A Lenten message to the priests and laity of theCatholic  Diocese of Sokoto
By Bishop Matthew Hassan KUKAH.

1: Lent is here again and it often means different things to different people. Often, we focus on the issues of physical denials, human deprivations, abstinence and other forms of sacrifices that we are called upon to make. In the light of this, we are often tempted to see Lent as an interruption of the social rhythm of our lives. We look forward to its end and then, with a sense of excitement, we all say, ‘thank God, we survived it’. Yet, sadly, it was never meant to be  this way as an exercise of survival. Lent is a period of inner search for a personal life changing spiritual encounter with God. This encounter should not be full of drudgery or mere ritual.
2: A mechanical view of Lent is dangerous to our faith and stunts our spiritual growth. Lent is a time of renewal of our faith, a time to rethink the salvific mission of Jesus in our lives. It is a time to personally ask how close we have come to following the footsteps of the Saviour. It is a time for us to place the cross of Christ before us. It is a time to focus on the incarnation ofthat gift that God gave the world when He sent His only begotten Son(1 Jn.4:9).
3: Over time, blind materialism and the search for personal comfort have offered us a cross-less Christianity in which the cross is  a burden, a curse. We hear it in the popular saying today, ‘Itisnot our portion!’Lent offers us a chance to understand that; our present sufferings cannot be compared to the glory that will be revealed (Rom. 8: 18). Lent helps us understand that as Christians, trials, anguish, persecution, hunger, nakedness, the sword cannot separate us from the love of Christ (Rom. 8: 35). Lent prepares us to embrace the triumph of the risen Christ. This is why Christians can endure, nay, boast of their trial because they know that; these trials produce patience; patience produces hope and hope does not disappoint us because the love of God has been poured into our hearts(Rom. 5: 5ff).
4:The Holy Father, Pope Francis, in his Lenten message for the year has enjoined us to focus on fasting, prayer and almsgiving. We need to reconnect with these three pillars of Lent. For many of us Christians, our attitude to fasting leaves much to be desired. Lent is a Catholic event and it is the Catholic Church that has over the years built a ritual around it. We enact this every year as we, with the blessed ashes, are encouraged to remember that we are dust and unto dust we shall return. Lent offers us the best opportunity to reflect on our mortality and the ephemeral nature of life. COVID-19 has sounded alarm bells around us. 

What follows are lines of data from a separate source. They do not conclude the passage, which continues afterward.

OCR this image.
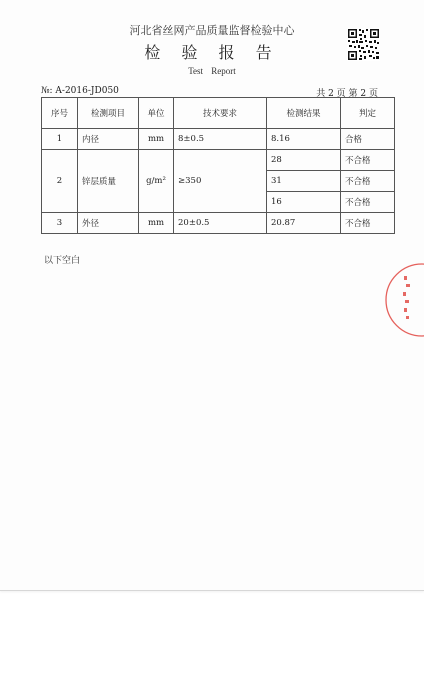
河北省丝网产品质量监督检验中心
检 验 报 告
Test Report
№: A-2016-JD050	共 2 页 第 2 页
序号	检测项目	单位	技术要求	检测结果	判定
1	内径	mm	8±0.5	8.16	合格
2	锌层质量	g/m²	≥350	28	不合格
				31	不合格
				16	不合格
3	外径	mm	20±0.5	20.87	不合格
以下空白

5: Sadly, many Catholics have come to see Lent merely from the ritual of receiving the ashes on Ash Wednesday, participating in the Stations of the Cross and abstaining from meat on Fridays. This is very unfortunate and there is an urgent need for a renewal and a return to seeing Lent as really and truly a period of genuine show of repentance and prayer. 

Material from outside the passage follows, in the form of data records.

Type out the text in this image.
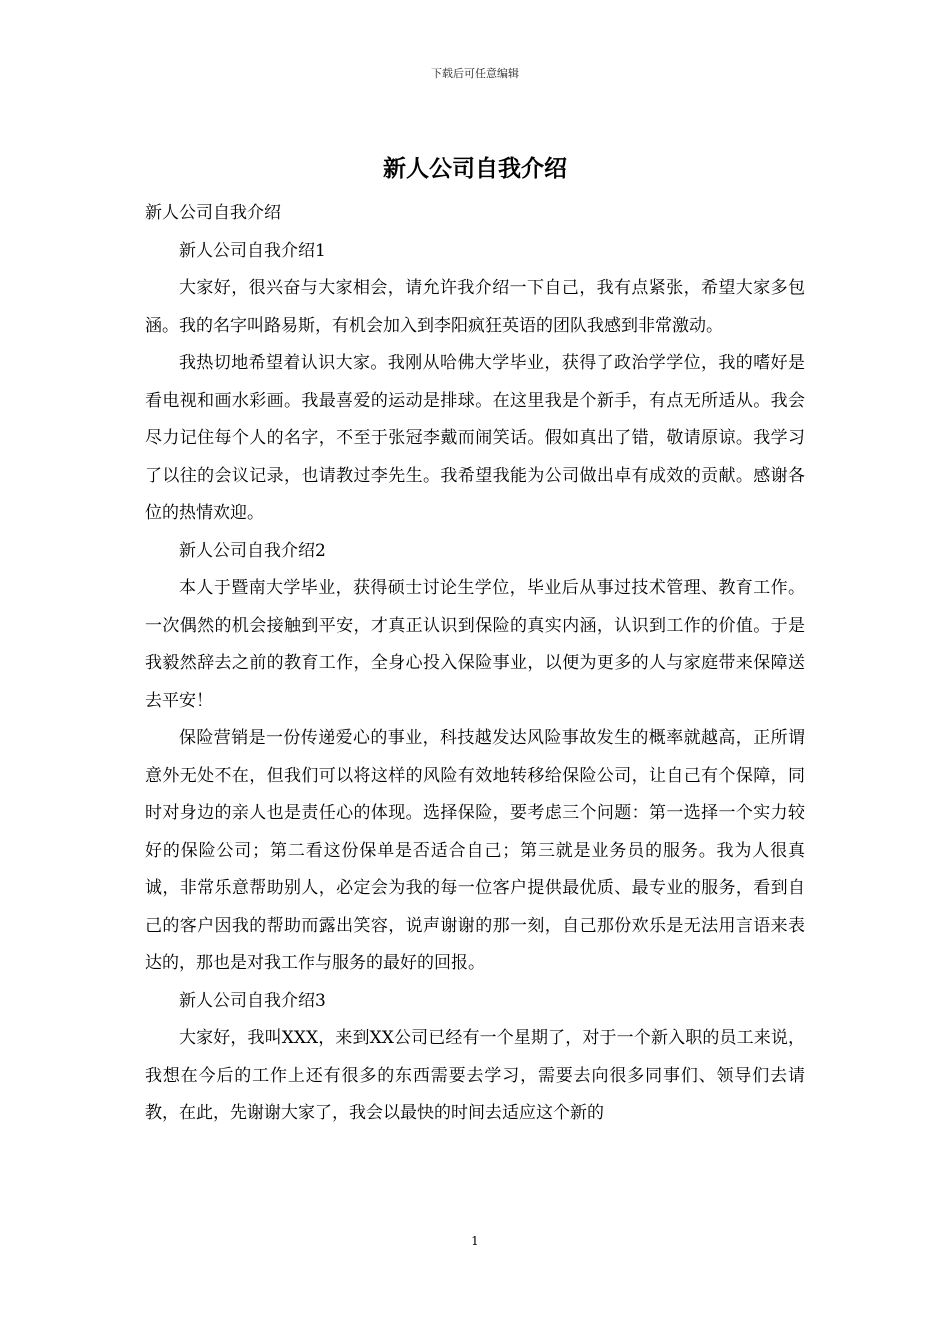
下载后可任意编辑
新人公司自我介绍

新人公司自我介绍

新人公司自我介绍1

大家好，很兴奋与大家相会，请允许我介绍一下自己，我有点紧张，希望大家多包涵。我的名字叫路易斯，有机会加入到李阳疯狂英语的团队我感到非常激动。

我热切地希望着认识大家。我刚从哈佛大学毕业，获得了政治学学位，我的嗜好是看电视和画水彩画。我最喜爱的运动是排球。在这里我是个新手，有点无所适从。我会尽力记住每个人的名字，不至于张冠李戴而闹笑话。假如真出了错，敬请原谅。我学习了以往的会议记录，也请教过李先生。我希望我能为公司做出卓有成效的贡献。感谢各位的热情欢迎。

新人公司自我介绍2

本人于暨南大学毕业，获得硕士讨论生学位，毕业后从事过技术管理、教育工作。一次偶然的机会接触到平安，才真正认识到保险的真实内涵，认识到工作的价值。于是我毅然辞去之前的教育工作，全身心投入保险事业，以便为更多的人与家庭带来保障送去平安！

保险营销是一份传递爱心的事业，科技越发达风险事故发生的概率就越高，正所谓意外无处不在，但我们可以将这样的风险有效地转移给保险公司，让自己有个保障，同时对身边的亲人也是责任心的体现。选择保险，要考虑三个问题：第一选择一个实力较好的保险公司；第二看这份保单是否适合自己；第三就是业务员的服务。我为人很真诚，非常乐意帮助别人，必定会为我的每一位客户提供最优质、最专业的服务，看到自己的客户因我的帮助而露出笑容，说声谢谢的那一刻，自己那份欢乐是无法用言语来表达的，那也是对我工作与服务的最好的回报。

新人公司自我介绍3

大家好，我叫XXX，来到XX公司已经有一个星期了，对于一个新入职的员工来说，我想在今后的工作上还有很多的东西需要去学习，需要去向很多同事们、领导们去请教，在此，先谢谢大家了，我会以最快的时间去适应这个新的

1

6: We must return to fasting as abstaining from our schedule of three meals a day during this season. I appeal to you all, especially families, to take this period seriously. Parents should lead by individual and family examples. Children can be encouraged to fast from their favourite snacks such as ice cream, chocolate or biscuits and the likes. Children should be encouraged to understand the season and to use this time to pray and sacrifice for other children especially those who are not as fortunate as they themselves are.They should also be exposed to almsgiving and encouraged to participate
7: The Holy Father also reminded us of the need to fast from the things that weigh us down.Too many things weigh us down and stop us from coming close to God. It is left for each of us to make a deliberate effort at identifying the heavy baggage that we carry, those issuesthat stop us from giving our undivided attention to God.These include, social media, entertainment and telephone, among many others. Amidst the noise, the chaos and the daily routines of work, we often have little time to commit to God. Our God understands but He is patiently waiting to receive us at that special corner of our room, before the blessed sacrament in our chapel, parish, church. Use this Lenten season to tell God of your dreams, your frustrations, your hopes, your fears. You will hear him remind you: ‘Do not let your heart be troubled. Trust in God and trust in me(Jn. 14: 1)

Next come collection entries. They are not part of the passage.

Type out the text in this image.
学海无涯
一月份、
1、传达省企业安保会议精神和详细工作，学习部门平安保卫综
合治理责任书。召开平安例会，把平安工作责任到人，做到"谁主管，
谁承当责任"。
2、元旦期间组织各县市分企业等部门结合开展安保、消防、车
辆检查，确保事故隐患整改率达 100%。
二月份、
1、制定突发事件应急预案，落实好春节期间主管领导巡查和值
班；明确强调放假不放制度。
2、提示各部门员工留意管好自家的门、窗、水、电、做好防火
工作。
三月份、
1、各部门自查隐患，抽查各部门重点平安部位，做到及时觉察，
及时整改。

8: This is the time to say, ‘Speak Lord for your servant is listening’(1 Sam.3:7). Let us try this and in the end, Lent wouldbe for us a period of retreat, renewal, new strength and purpose to carry on as we meet the resurrected Christ. If we remain faithful; we shall receive strength, we will run and never get weary, we will walk and never tire (Is.40:31). May the Lord let his sacred face shine upon us and drive away the dark clouds of fear and doubt that threaten to engulf our land. God bless us and bless our dear country. Amen.